Somewhere along the way, it was decided that keeping pressure maintaining in effect at all times was desirable. The common "tricks: up until that time was to either "bridge" the valve simply guessing how much air to continue to add back to the brake pipe to replace leakage (bad idea as a little too much and the brakes release) or to use the feed valve to simply reduce the standard brake pipe pressure to the desired reduction (now prohibited by the FRA). WABCO changed the D-24 to the D-24-M to include pressure maintaining during any brake pipe reduction, and also designed a retrofit to the previous D-24 to convert it to pressure maintaining re-designating it as the D-24-MC. Both of these included a handle to cut the pressure maintaining out to make a brake pipe leakage test as pressure maintaining now functioned with the automatic brake valve handle in the LAP position.

Rather than buy the expensive MC conversion option, Southern Pacific (and presumably others) discovered that by simply blanking off the first service function, the former FIRST SERVICE position acted as pressure maintaining. To make a brake pipe reduction, the engineer moved the handle through the former FIRST SERVICE now MAINTAINING position, through LAP to Application and makes the minimum brake pipe reduction as on older systems.
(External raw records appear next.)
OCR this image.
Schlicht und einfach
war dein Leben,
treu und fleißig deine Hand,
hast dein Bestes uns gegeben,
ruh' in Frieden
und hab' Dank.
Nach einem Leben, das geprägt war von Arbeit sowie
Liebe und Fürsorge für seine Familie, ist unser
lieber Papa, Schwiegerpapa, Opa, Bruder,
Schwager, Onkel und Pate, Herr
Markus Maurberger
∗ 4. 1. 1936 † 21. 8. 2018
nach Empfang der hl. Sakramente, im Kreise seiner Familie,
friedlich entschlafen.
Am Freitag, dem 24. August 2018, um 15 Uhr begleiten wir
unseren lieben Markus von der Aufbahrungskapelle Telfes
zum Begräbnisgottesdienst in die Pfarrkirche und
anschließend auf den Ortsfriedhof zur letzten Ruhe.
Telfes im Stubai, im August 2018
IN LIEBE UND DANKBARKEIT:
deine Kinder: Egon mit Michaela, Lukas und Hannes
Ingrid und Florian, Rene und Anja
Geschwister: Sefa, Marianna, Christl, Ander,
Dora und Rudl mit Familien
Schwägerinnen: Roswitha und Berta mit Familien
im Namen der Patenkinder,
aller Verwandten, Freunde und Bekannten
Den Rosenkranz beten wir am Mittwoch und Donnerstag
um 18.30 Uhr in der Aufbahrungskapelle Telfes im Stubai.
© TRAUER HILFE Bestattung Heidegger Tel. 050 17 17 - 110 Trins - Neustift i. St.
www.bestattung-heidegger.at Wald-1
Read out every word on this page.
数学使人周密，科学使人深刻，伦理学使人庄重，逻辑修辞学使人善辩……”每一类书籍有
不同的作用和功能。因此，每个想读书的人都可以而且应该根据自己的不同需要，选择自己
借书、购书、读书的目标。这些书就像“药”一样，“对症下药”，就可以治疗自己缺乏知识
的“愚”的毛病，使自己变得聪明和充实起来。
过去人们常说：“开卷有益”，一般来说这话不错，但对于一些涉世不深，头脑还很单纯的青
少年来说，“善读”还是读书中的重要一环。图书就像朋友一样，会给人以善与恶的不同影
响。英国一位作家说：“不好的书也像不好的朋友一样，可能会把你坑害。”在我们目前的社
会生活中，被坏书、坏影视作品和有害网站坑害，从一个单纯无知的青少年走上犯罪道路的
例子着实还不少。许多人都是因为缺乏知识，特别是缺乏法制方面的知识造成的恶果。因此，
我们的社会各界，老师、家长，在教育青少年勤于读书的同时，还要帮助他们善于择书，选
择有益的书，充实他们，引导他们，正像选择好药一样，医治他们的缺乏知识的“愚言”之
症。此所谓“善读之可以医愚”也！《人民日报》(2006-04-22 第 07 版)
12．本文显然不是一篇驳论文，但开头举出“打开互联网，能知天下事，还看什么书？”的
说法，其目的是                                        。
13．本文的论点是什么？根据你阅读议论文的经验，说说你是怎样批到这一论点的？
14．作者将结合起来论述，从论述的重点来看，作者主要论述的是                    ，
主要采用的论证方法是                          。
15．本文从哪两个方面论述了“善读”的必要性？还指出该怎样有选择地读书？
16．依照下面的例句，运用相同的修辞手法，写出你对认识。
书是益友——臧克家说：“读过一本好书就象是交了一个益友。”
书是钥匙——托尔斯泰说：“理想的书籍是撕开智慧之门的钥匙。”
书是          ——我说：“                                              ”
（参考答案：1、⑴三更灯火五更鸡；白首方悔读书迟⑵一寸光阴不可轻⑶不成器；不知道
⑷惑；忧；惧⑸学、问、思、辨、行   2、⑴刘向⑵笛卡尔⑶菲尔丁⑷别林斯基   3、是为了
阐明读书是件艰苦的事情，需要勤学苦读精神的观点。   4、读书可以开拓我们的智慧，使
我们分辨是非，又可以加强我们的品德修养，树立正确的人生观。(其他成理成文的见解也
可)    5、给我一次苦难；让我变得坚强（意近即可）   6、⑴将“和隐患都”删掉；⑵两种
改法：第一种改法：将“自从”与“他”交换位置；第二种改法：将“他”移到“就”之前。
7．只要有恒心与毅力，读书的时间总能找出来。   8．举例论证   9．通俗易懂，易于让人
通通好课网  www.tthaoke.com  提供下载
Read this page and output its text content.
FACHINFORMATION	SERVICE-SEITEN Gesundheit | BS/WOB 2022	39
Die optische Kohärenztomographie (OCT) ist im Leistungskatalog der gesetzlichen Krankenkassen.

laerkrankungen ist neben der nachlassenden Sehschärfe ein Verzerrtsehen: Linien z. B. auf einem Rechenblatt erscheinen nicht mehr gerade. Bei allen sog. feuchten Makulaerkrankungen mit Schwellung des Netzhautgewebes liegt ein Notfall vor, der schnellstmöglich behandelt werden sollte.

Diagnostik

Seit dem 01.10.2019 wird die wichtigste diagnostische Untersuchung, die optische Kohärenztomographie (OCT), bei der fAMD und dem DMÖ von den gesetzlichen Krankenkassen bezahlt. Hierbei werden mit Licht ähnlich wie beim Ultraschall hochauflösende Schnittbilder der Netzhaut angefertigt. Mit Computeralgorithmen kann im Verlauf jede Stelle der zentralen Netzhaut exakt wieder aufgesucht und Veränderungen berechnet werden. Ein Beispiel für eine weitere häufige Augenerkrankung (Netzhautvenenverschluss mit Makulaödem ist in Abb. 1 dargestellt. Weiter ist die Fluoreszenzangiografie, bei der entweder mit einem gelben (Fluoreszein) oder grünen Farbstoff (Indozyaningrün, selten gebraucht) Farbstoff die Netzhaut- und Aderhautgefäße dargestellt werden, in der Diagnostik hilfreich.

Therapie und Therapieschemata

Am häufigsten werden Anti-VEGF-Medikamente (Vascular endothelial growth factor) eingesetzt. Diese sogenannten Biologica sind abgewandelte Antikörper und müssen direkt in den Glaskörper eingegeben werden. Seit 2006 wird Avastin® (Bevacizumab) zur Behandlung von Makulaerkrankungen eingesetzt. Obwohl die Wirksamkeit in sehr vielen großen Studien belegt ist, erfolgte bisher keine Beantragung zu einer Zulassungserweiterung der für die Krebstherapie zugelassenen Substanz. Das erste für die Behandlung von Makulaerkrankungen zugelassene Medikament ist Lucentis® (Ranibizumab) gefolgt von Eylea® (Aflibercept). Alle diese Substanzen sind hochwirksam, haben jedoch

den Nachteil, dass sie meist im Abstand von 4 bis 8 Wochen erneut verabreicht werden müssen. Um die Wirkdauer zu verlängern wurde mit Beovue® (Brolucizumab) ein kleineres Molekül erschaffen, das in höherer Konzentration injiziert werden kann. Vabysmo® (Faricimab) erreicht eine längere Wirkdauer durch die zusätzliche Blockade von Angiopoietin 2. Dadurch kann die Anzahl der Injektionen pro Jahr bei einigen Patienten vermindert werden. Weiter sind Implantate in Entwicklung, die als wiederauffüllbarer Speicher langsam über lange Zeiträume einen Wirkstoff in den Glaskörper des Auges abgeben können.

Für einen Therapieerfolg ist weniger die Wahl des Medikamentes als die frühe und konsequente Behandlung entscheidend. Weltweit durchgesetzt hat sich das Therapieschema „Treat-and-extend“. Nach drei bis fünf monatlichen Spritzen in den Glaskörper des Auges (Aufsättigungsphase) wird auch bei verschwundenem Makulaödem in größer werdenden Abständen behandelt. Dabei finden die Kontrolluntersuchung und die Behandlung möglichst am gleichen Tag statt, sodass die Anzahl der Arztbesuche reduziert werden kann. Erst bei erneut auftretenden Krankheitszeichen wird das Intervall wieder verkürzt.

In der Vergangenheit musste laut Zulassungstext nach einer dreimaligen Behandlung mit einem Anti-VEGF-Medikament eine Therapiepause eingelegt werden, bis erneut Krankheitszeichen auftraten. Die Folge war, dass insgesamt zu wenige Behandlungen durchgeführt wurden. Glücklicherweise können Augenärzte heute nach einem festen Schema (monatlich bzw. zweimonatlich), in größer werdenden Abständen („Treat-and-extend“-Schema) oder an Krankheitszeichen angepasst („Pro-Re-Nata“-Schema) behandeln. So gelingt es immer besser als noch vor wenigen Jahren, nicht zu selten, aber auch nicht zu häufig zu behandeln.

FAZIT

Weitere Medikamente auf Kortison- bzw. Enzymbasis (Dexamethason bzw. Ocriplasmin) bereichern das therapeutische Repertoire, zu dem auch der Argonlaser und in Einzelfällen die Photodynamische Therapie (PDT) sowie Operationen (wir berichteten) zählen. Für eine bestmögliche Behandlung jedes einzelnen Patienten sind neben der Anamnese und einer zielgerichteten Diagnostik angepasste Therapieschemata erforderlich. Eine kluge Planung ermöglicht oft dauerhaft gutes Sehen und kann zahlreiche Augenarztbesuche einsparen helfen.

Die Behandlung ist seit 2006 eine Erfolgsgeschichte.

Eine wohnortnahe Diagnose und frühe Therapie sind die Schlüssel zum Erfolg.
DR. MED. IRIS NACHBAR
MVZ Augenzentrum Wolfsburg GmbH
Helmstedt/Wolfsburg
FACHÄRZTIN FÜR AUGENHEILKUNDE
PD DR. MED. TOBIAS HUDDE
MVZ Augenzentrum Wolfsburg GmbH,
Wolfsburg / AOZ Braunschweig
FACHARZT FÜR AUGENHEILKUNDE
Once the desired equalizing reservoir pressure reduction is made, the brake handle is either returned to LAP (not pressure maintaining) or to the MAINTAINING position. It is believed there may have been a stabilizing hole drilled as part of the conversion. A disadvantage with the 24 pressure maintaining system is that if the air (being trapped) in the equalizing reservoir becomes sufficiently heated, expands and increases in pressure during long brake applications an undesired brake release can result. (26/30 generally doesn't have that problem as the equalizing reservoir is controlled by a regulating valve arrangement).

24RL is a nightmare to maintain as each portion in the stack making up the automatic brake valve weighs about the same as a boat anchor. Because of the differences between the various factory options and subsequent pressure maintaining versions (factory, factory conversion and railroad conversion) the last I knew most air brake shops will only do a complete system repair and return, if they are willing to do it at all.

26 and 30 both came out of the passenger/transit side of WABCO. The feed valve was replaced by a relay valve that both adds air and exhausts the brake pipe pressure attempting to match the equalizing reservoir pressure. I guess you would also consider these as self-lapping brake valves as advancing the position of the brake handle through the application zone creates the corresponding equalizing reservoir and brake pipe reduction. But - there is an "E" version of both the 26 and 30 engineer's brake valve which is a position valve (not self lapping - has holding/recharge, lap and application positions) used with the electro-pneumatic PS-68 brake systems.

Not sure if I got all the designations 100% right without digging through manuals for hours. But as Dr. Z pointed out, WABCO/NYAB often tried early on to use ideas and materials that are commonplace today but in their time were not practical.